PEC de reforma tributária do governo é inconstitucional

 

Marcio Sotelo Felippe

 

Emendas constitucionais não são escritas em papel que aceite tudo. A proposta de reforma tributária aprovada pela Câmara e em tramitação no Senado convalida não só a guerra fiscal entre os Estados, mas uma orgia fiscal ao legitimar benefícios tributários concedidos à margem da Constituição.

Na Câmara, fixou-se data futura (30 de setembro) ao início de tramitação da emenda como limite para os novos benefícios, o que provocou uma corrida dos Estados para a concessão de benesses fiscais. A proposta originária do Executivo ainda era pior: o limite seria o da promulgação da emenda. O relatório do Senador Romero Jucá mantém por 11 anos as facilidades tributárias concedidas pelos Estados até 30 de abril deste ano e remete a um exame caso a caso pelo Senado os concedidos entre 30 de abril e 30 de setembro. Em outros termos, Executivo e Legislativo estão proclamando: "violem neste momento a Constituição que daremos um jeito de acertar tudo".
O impacto desta renúncia fiscal pode alcançar cifras em bilhões de reais.

A proposta é inconstitucional e não deveria estar tramitando. O poder constituinte originário impôs limites à possibilidade de alterar a Constituição. Uma das cláusulas pétreas impede seja objeto de deliberação qualquer proposta de emenda tendente a abolir a forma federativa de Estado.

Não se trata de coibir uma emenda canhestra que pretendesse declarar peremptoriamente extinta a Federação brasileira. A expressão usada pelo constituinte originário é inteligente e ampla: tendente. Qualquer emenda que resulte em inclinação para o enfraquecimento do modo federativo, em rompimento do equilíbrio entre seus entes, está desde logo condenada. Somente um novo poder constituinte originário — uma outra Assembléia Nacional Constituinte soberana — poderia alterar tal situação.

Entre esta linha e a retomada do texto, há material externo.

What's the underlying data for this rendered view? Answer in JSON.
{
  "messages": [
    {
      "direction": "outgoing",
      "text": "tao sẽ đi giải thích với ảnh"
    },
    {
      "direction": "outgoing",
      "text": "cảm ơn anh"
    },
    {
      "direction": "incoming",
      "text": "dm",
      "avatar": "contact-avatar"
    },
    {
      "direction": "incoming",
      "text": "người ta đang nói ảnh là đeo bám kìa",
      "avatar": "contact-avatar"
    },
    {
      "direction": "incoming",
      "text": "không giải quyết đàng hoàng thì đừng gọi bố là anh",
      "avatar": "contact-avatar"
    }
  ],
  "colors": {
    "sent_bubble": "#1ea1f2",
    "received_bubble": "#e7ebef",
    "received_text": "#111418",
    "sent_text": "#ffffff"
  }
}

Um dos aspectos cruciais do equilíbrio em uma Federação é o tributário. Porque os Estados detém certa competência para legislar sobre os tributos que arrecadam, cuidou-se de preservar a Federação determinando limites para que um não busque vantagens em prejuízo de outros, como renúncias fiscais atraindo investimentos para si. Isto faz da Federação letra morta e converte o que deveria ser uma convivência harmônica e justa entre os entes federados em uma singular versão republicana do estado de natureza hobbesiano.

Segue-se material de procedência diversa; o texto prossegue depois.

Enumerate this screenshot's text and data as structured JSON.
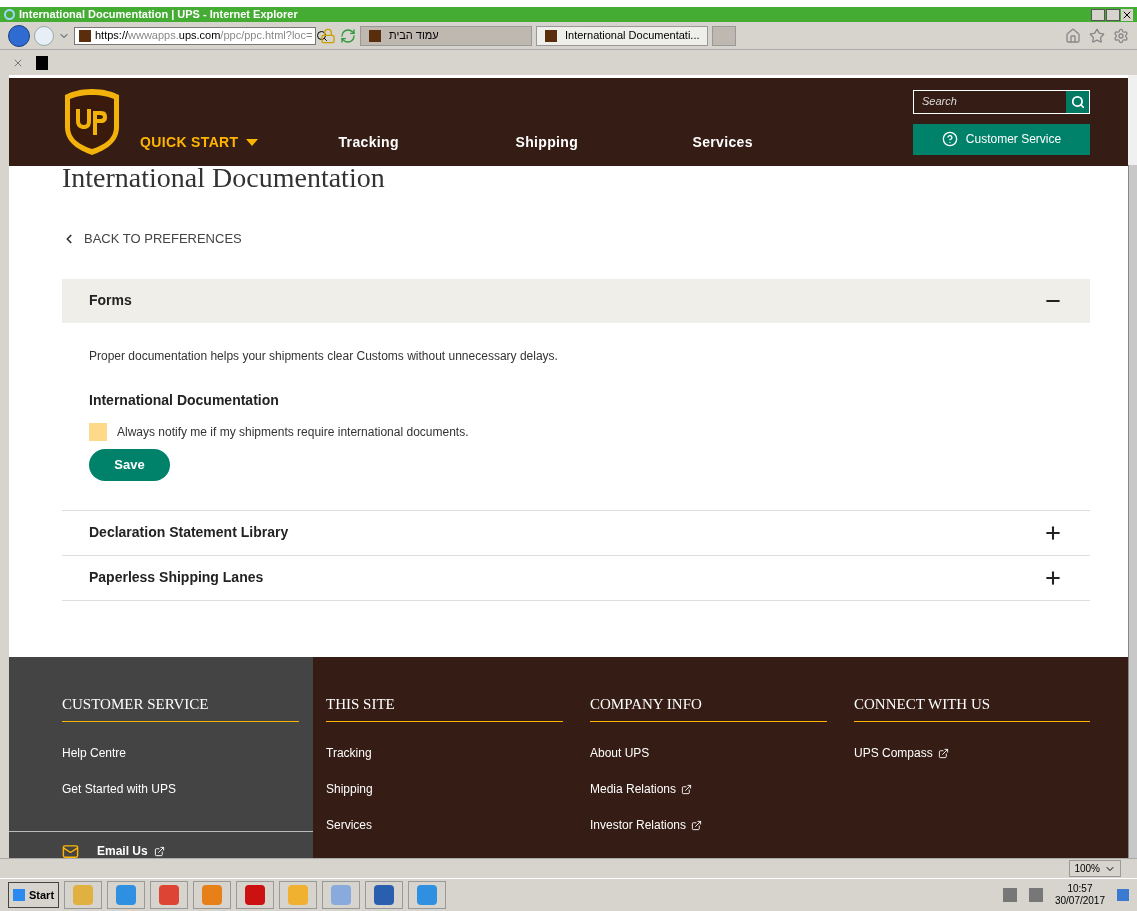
{
  "browser": {
    "title": "International Documentation | UPS - Internet Explorer",
    "address": {
      "scheme": "https://",
      "host_pre": "wwwapps.",
      "host": "ups.com",
      "path": "/ppc/ppc.html?loc="
    },
    "tabs": [
      {
        "label": "עמוד הבית",
        "selected": false
      },
      {
        "label": "International Documentati...",
        "selected": true
      }
    ],
    "zoom": "100%"
  },
  "header": {
    "quick_start": "QUICK START",
    "nav": [
      "Tracking",
      "Shipping",
      "Services"
    ],
    "search": {
      "placeholder": "Search"
    },
    "customer_service": "Customer Service"
  },
  "page": {
    "title": "International Documentation",
    "back": "BACK TO PREFERENCES",
    "sections": [
      {
        "title": "Forms",
        "expanded": true,
        "description": "Proper documentation helps your shipments clear Customs without unnecessary delays.",
        "subheading": "International Documentation",
        "checkbox": {
          "label": "Always notify me if my shipments require international documents.",
          "checked": false
        },
        "button": "Save"
      },
      {
        "title": "Declaration Statement Library",
        "expanded": false
      },
      {
        "title": "Paperless Shipping Lanes",
        "expanded": false
      }
    ]
  },
  "footer": {
    "columns": [
      {
        "heading": "CUSTOMER SERVICE",
        "links": [
          {
            "label": "Help Centre",
            "external": false
          },
          {
            "label": "Get Started with UPS",
            "external": false
          }
        ]
      },
      {
        "heading": "THIS SITE",
        "links": [
          {
            "label": "Tracking",
            "external": false
          },
          {
            "label": "Shipping",
            "external": false
          },
          {
            "label": "Services",
            "external": false
          }
        ]
      },
      {
        "heading": "COMPANY INFO",
        "links": [
          {
            "label": "About UPS",
            "external": false
          },
          {
            "label": "Media Relations",
            "external": true
          },
          {
            "label": "Investor Relations",
            "external": true
          }
        ]
      },
      {
        "heading": "CONNECT WITH US",
        "links": [
          {
            "label": "UPS Compass",
            "external": true
          }
        ]
      }
    ],
    "email": "Email Us"
  },
  "taskbar": {
    "start": "Start",
    "time": "10:57",
    "date": "30/07/2017"
  }
}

Por essa razão o texto constitucional vigente impede que benefícios fiscais sejam concedidos sem a deliberação dos entes federados e a legislação complementar exige que para tal deliberação sejam convocados todos os Estados, e ainda que haja unanimidade entre os presentes. Quando esta norma é rompida — lamentavelmente ocorre com freqüência — o Supremo Tribunal Federal julga desde sempre, de modo pacífico, inconstitucional o benefício.

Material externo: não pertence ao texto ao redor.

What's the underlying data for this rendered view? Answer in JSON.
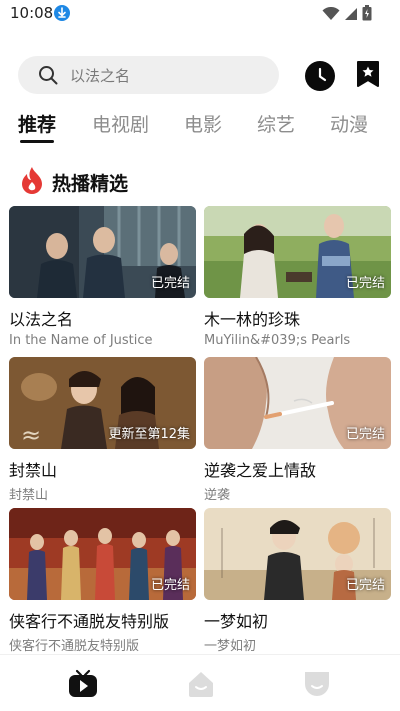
{
  "status_bar": {
    "time": "10:08",
    "icons": [
      "download-icon",
      "wifi-icon",
      "signal-icon",
      "battery-icon"
    ]
  },
  "search": {
    "placeholder": "以法之名"
  },
  "tabs": [
    {
      "label": "推荐",
      "active": true
    },
    {
      "label": "电视剧",
      "active": false
    },
    {
      "label": "电影",
      "active": false
    },
    {
      "label": "综艺",
      "active": false
    },
    {
      "label": "动漫",
      "active": false
    }
  ],
  "section": {
    "title": "热播精选",
    "icon": "fire-icon",
    "icon_color": "#e53935"
  },
  "cards": [
    {
      "title": "以法之名",
      "subtitle": "In the Name of Justice",
      "badge": "已完结"
    },
    {
      "title": "木一林的珍珠",
      "subtitle": "MuYilin&#039;s Pearls",
      "badge": "已完结"
    },
    {
      "title": "封禁山",
      "subtitle": "封禁山",
      "badge": "更新至第12集"
    },
    {
      "title": "逆袭之爱上情敌",
      "subtitle": "逆袭",
      "badge": "已完结"
    },
    {
      "title": "侠客行不通脱友特别版",
      "subtitle": "侠客行不通脱友特别版",
      "badge": "已完结"
    },
    {
      "title": "一梦如初",
      "subtitle": "一梦如初",
      "badge": "已完结"
    }
  ],
  "bottom_nav": [
    {
      "icon": "tv-play-icon",
      "active": true
    },
    {
      "icon": "home-icon",
      "active": false
    },
    {
      "icon": "profile-icon",
      "active": false
    }
  ],
  "colors": {
    "accent": "#111111",
    "search_bg": "#efefef",
    "tab_inactive": "#8d8d8d",
    "nav_inactive": "#dcdcdc"
  }
}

A derrogação deste sistema nos parâmetros que constam da proposta de reforma tributária rompe o equilíbrio entre os entes federados. Permite que um Estado busque seu desenvolvimento à custa do desenvolvimento do outro. Não é possível supor que esta esperteza fiscal harmonize-se de algum modo com a idéia federativa, que associa autonomia e proporção entre as partes do todo. O desenvolvimento de uma região não pode se dar às expensas da outra. Tem que se dar em uma conta que não some zero para a Federação.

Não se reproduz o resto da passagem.